Saturday, February 12, 2022

Water Gods, Or More Accurately Climate Change Screws Over California Again

Californians were super happy back in December.

The latest 6 to 10 day outlook continues to 
in
Many feet of snow buried the Sierra Nevada range. Inches and inches of rain poured down on the valleys. 

Sure the mountain snow caused some problems with closed roads, isolated people, power outages, avalanches, that kind of thing. In the valleys, there were some flood, some mudslides, some debris flows, some road closures. Sacramento even had its wettest day on record. 

Oh, well, that's life in California. It was all good, since the Golden State experienced drought for years. Would the drought finally end? 

The Fresno Bee has the answer that pretty much everybody in California knows, now that January has closed. 

"Is the drought finally over? Now that we've reached the end of the driest recorded January in Fresno history - barely a trace of rain - and no meaningful precipitation in the February forecast, time to throw that entire premise out the window."

Unfortunately, the next paragraph in the Fresno Bee article feels defeatist, but it reflects what climatologist have been saying would be California's fate under the new climate life we now live with global warming. 

"Because obviously, the drought isn't over. But more than that, it's time to stop using that word to describe our current climate pattern. 'Drought' implies a temporary situation. This is the way things are and will be. Bursts of precipitation followed by months of dry weather is the new normal. And the sooner we start accepting that reality, the better."

This is a pretty grim state of affairs. Climate change brings bigger extremes. The bursts of rain and snow that do come to California will probably intensify. The California minor flooding we saw in December might well become rare but real epic floods that inundate most of Sacramento. The several feet of snow in the Sierra Nevada might, in an isolated year here or there, would turn into dozens of feet, stranding people so much more than the December, 2021 episodes did.

Then, just as suddenly, California returns to its new mostly permanent drought. 

This January shows us how fast things turn around out there in this new regime.

In the winters that used to be, storms pretty reliably came off the Pacific Ocean from late November into March. The Sierra Nevada snowstorms more often than not were a near constant from Christmas to after Valentine's Day. 

No more.  It's (brief) feast or (long) famine. 

It's back to famine.  After Sacramento had that uber-wet day in December, January just gave them 0.05 inches of rain, compared to a normal of 3.66 inches.  Sierra mountain snow pack was 160 percent of normal in late December, which is why everybody thought this California wet season would be OK. 

Now, as of early this month, it was down to 92 percent of average for the date.

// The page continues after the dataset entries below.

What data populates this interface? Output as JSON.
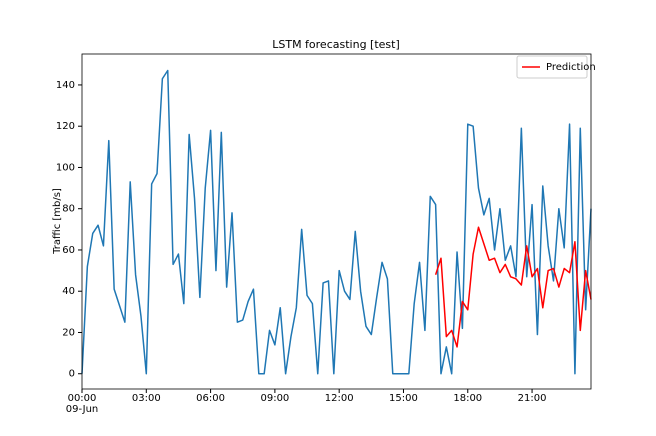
{
  "chart_data": {
    "type": "line",
    "title": "LSTM forecasting [test]",
    "ylabel": "Traffic [mb/s]",
    "x_date_label": "09-Jun",
    "x": [
      0,
      0.25,
      0.5,
      0.75,
      1,
      1.25,
      1.5,
      1.75,
      2,
      2.25,
      2.5,
      2.75,
      3,
      3.25,
      3.5,
      3.75,
      4,
      4.25,
      4.5,
      4.75,
      5,
      5.25,
      5.5,
      5.75,
      6,
      6.25,
      6.5,
      6.75,
      7,
      7.25,
      7.5,
      7.75,
      8,
      8.25,
      8.5,
      8.75,
      9,
      9.25,
      9.5,
      9.75,
      10,
      10.25,
      10.5,
      10.75,
      11,
      11.25,
      11.5,
      11.75,
      12,
      12.25,
      12.5,
      12.75,
      13,
      13.25,
      13.5,
      13.75,
      14,
      14.25,
      14.5,
      14.75,
      15,
      15.25,
      15.5,
      15.75,
      16,
      16.25,
      16.5,
      16.75,
      17,
      17.25,
      17.5,
      17.75,
      18,
      18.25,
      18.5,
      18.75,
      19,
      19.25,
      19.5,
      19.75,
      20,
      20.25,
      20.5,
      20.75,
      21,
      21.25,
      21.5,
      21.75,
      22,
      22.25,
      22.5,
      22.75,
      23,
      23.25,
      23.5,
      23.75
    ],
    "series": [
      {
        "color": "#1f77b4",
        "values": [
          0,
          52,
          68,
          72,
          62,
          113,
          41,
          33,
          25,
          93,
          48,
          28,
          0,
          92,
          97,
          143,
          147,
          53,
          58,
          34,
          116,
          85,
          37,
          90,
          118,
          50,
          117,
          42,
          78,
          25,
          26,
          35,
          41,
          0,
          0,
          21,
          14,
          32,
          0,
          18,
          32,
          70,
          38,
          34,
          0,
          44,
          45,
          0,
          50,
          40,
          36,
          69,
          40,
          23,
          19,
          37,
          54,
          46,
          0,
          0,
          0,
          0,
          34,
          54,
          21,
          86,
          82,
          0,
          13,
          0,
          59,
          22,
          121,
          120,
          90,
          77,
          85,
          60,
          80,
          55,
          62,
          47,
          119,
          47,
          82,
          19,
          91,
          62,
          45,
          80,
          61,
          121,
          0,
          119,
          31,
          80
        ]
      },
      {
        "name": "Prediction",
        "color": "#ff0000",
        "values": [
          null,
          null,
          null,
          null,
          null,
          null,
          null,
          null,
          null,
          null,
          null,
          null,
          null,
          null,
          null,
          null,
          null,
          null,
          null,
          null,
          null,
          null,
          null,
          null,
          null,
          null,
          null,
          null,
          null,
          null,
          null,
          null,
          null,
          null,
          null,
          null,
          null,
          null,
          null,
          null,
          null,
          null,
          null,
          null,
          null,
          null,
          null,
          null,
          null,
          null,
          null,
          null,
          null,
          null,
          null,
          null,
          null,
          null,
          null,
          null,
          null,
          null,
          null,
          null,
          null,
          null,
          48,
          56,
          18,
          21,
          13,
          35,
          31,
          58,
          71,
          63,
          55,
          56,
          49,
          53,
          47,
          46,
          43,
          62,
          47,
          51,
          32,
          50,
          51,
          42,
          51,
          49,
          64,
          21,
          50,
          36
        ]
      }
    ],
    "xlim": [
      0,
      23.75
    ],
    "xticks": [
      {
        "value": 0,
        "label": "00:00"
      },
      {
        "value": 3,
        "label": "03:00"
      },
      {
        "value": 6,
        "label": "06:00"
      },
      {
        "value": 9,
        "label": "09:00"
      },
      {
        "value": 12,
        "label": "12:00"
      },
      {
        "value": 15,
        "label": "15:00"
      },
      {
        "value": 18,
        "label": "18:00"
      },
      {
        "value": 21,
        "label": "21:00"
      }
    ],
    "ylim": [
      -7.4,
      155
    ],
    "yticks": [
      0,
      20,
      40,
      60,
      80,
      100,
      120,
      140
    ],
    "legend": "upper right",
    "grid": false
  }
}
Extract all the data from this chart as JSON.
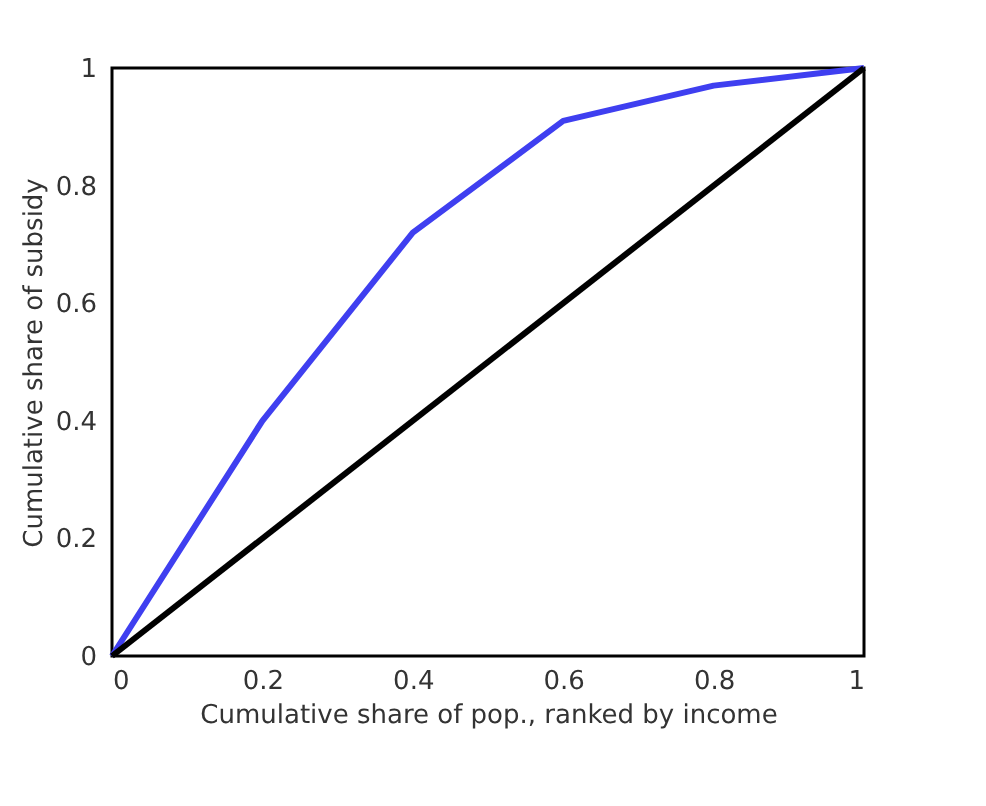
{
  "chart_data": {
    "type": "line",
    "xlabel": "Cumulative share of pop., ranked by income",
    "ylabel": "Cumulative share of subsidy",
    "series": [
      {
        "color": "#3f3ff0",
        "x": [
          0,
          0.2,
          0.4,
          0.6,
          0.8,
          1
        ],
        "values": [
          0,
          0.4,
          0.72,
          0.91,
          0.97,
          1
        ]
      },
      {
        "color": "#000000",
        "x": [
          0,
          1
        ],
        "values": [
          0,
          1
        ]
      }
    ],
    "xlim": [
      0,
      1
    ],
    "ylim": [
      0,
      1
    ],
    "xticks": [
      0,
      0.2,
      0.4,
      0.6,
      0.8,
      1
    ],
    "yticks": [
      0,
      0.2,
      0.4,
      0.6,
      0.8,
      1
    ],
    "grid": false,
    "marker": "none",
    "line_style": "solid"
  }
}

That's not horrible, but it hasn't rained so far in February either and the winter precipitation train for California shows little sign of restarting. The rainy season in California usually winds down in mid-March. They're running out of time to build up a snowpack. 

California also had a few spells of warm weather in January which actually melted a little bit of that snow that piled up in the Sierra Nevada during December.  It's unusually warm in California this week, too. So warm that a rare winter excessive heat watch is in effect for later this week in the Los Angeles basin. 

February has been worse, with record high temperatures over the past several days melting more of the high elevation snow and hastening evaporation in lower elevations.  San Francisco reached 78 degrees on Thursday, the warmest temperature on record for the entire month of February.

Parts of the Los Angeles basin have been near 90 degrees pretty much all this week.  Brush and wildfires, once rare in February, are breaking out frequently in California this month. 

The Sierra Nevada snowpack would always melt away gradually in the late spring and through the summer, replenishing the state's reservoirs. Now, it's dribbling away in February. 

This is an example of how spring melt has turned more dramatic and early. Last year's melt was three or four weeks ahead of scheduled due to scorching spring temperatures. This continued an early trend scientists have been noticing in the region during the past decade or two.

We don't know how warm this coming spring will be in California. But the faltering wet season the state is now experiencing makes the stakes that much higher.